Mesurer l'impact des fermetures d'Internet à l'aide de données en temps réel
Il est communément admis que les interruptions d'Internet affectent la productivité économique d'une région ou d'un pays, notamment en perturbant les entreprises locales, le commerce et l'activité économique en général. Cependant, un défi majeur consiste à mesurer exactement comment l'impact des fermetures d'Internet se manifeste dans les indicateurs économiques.
Idéalement, toute mesure de ce type implique de disposer de données régulièrement mises à jour (par exemple, quotidiennement ou hebdomadairement) à un niveau granulaire (local ou sous-national). Dans le cas des récentes fermetures en Iran, suite à la mort de Mahsa Amini, 22 ans, et des manifestations qui ont suivi, un indicateur économique typique utilisé par les médias a été l'impact sur le produit intérieur brut (PIB) par personne.

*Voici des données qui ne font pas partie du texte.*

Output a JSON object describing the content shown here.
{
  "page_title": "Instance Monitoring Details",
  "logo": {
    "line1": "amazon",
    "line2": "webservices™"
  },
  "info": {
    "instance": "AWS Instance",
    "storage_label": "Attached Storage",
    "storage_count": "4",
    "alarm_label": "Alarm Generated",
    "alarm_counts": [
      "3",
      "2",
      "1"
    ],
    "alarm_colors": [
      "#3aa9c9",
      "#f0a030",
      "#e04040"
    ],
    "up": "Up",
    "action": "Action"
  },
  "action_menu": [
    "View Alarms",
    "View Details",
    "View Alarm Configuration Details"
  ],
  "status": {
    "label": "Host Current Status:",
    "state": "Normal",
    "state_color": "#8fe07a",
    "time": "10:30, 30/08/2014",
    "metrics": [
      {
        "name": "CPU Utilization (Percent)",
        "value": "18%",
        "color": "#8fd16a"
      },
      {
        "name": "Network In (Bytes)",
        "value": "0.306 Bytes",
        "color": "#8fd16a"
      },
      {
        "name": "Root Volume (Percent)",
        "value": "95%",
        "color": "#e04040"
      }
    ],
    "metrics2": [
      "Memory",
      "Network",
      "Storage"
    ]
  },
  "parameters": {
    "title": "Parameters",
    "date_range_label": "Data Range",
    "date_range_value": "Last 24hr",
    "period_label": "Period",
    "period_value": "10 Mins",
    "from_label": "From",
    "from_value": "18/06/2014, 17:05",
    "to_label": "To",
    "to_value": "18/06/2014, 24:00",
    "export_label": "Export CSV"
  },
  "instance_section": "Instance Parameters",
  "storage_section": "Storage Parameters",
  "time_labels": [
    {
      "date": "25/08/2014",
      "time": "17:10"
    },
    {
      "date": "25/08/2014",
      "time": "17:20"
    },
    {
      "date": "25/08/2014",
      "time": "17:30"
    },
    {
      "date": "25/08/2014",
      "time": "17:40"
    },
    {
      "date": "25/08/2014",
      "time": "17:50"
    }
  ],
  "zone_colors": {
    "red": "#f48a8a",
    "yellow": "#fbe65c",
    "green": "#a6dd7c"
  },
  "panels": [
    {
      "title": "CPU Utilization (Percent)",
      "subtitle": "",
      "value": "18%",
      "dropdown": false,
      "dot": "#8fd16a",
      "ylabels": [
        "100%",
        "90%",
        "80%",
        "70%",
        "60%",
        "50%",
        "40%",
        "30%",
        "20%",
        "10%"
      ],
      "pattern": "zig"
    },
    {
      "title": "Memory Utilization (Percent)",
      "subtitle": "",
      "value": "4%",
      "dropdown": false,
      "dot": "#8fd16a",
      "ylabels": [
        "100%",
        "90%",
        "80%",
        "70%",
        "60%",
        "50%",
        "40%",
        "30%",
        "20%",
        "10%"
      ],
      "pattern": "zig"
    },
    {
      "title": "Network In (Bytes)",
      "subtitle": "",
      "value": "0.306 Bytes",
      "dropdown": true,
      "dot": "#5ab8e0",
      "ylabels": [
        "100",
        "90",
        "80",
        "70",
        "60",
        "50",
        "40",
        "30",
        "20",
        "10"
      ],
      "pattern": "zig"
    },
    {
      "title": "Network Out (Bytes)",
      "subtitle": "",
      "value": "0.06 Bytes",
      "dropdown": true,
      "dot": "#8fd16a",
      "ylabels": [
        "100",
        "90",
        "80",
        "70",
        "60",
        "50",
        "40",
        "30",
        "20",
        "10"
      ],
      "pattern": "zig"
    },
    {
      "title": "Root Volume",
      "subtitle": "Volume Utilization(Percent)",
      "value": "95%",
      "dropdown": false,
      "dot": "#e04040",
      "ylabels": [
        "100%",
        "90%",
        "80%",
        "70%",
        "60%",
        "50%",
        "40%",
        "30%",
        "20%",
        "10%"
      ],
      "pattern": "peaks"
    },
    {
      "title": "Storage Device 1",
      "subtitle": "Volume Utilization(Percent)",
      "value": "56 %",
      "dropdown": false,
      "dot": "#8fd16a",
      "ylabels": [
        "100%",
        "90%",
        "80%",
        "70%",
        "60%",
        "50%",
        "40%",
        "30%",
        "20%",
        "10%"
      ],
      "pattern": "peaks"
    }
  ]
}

En l'absence d'autres indicateurs, les économistes s'appuient sur le PIB pour parler de l'impact des événements locaux (par exemple, les catastrophes naturelles). Toutefois, le PIB est généralement calculé chaque mois par les offices statistiques d'un pays (ou d'autres institutions multilatérales telles que la Banque mondiale). Une mesure telle que le PIB est également destinée à saisir les changements au niveau national et pourrait être un indicateur trop grossier pour détecter les changements dus à des fermetures d'Internet dans une ville ou une région particulière, ou à des perturbations d'un service spécifique.
Comment pouvons-nous alors suivre les conséquences des interruptions d'accès à l'internet ?
Sous l'impulsion de la pandémie de COVID-19, les économistes ont mis au point des méthodes plus pointues et à forte intensité technologique pour étudier l'impact des événements en temps réel. Ces méthodes peuvent également nous aider à évaluer l'impact des fermetures d'Internet. En effet, les mêmes techniques statistiques permettent de générer les données granulaires et à haute fréquence dont nous avons besoin.
Le Fonds monétaire international (FMI) souligne l'intérêt d'utiliser des indicateurs à haute fréquence dans le cadre d'une méthode collectivement décrite sous le nom de "prévision immédiate", qui s'appuie sur une grande variété de sources de données, notamment :
- Indicateurs boursiers
- Activité dans les ports de commerce (suivi du nombre de navires entrant et sortant d'un port)
- L'imagerie satellite des lumières nocturnes qui permet de suivre l'activité économique la nuit.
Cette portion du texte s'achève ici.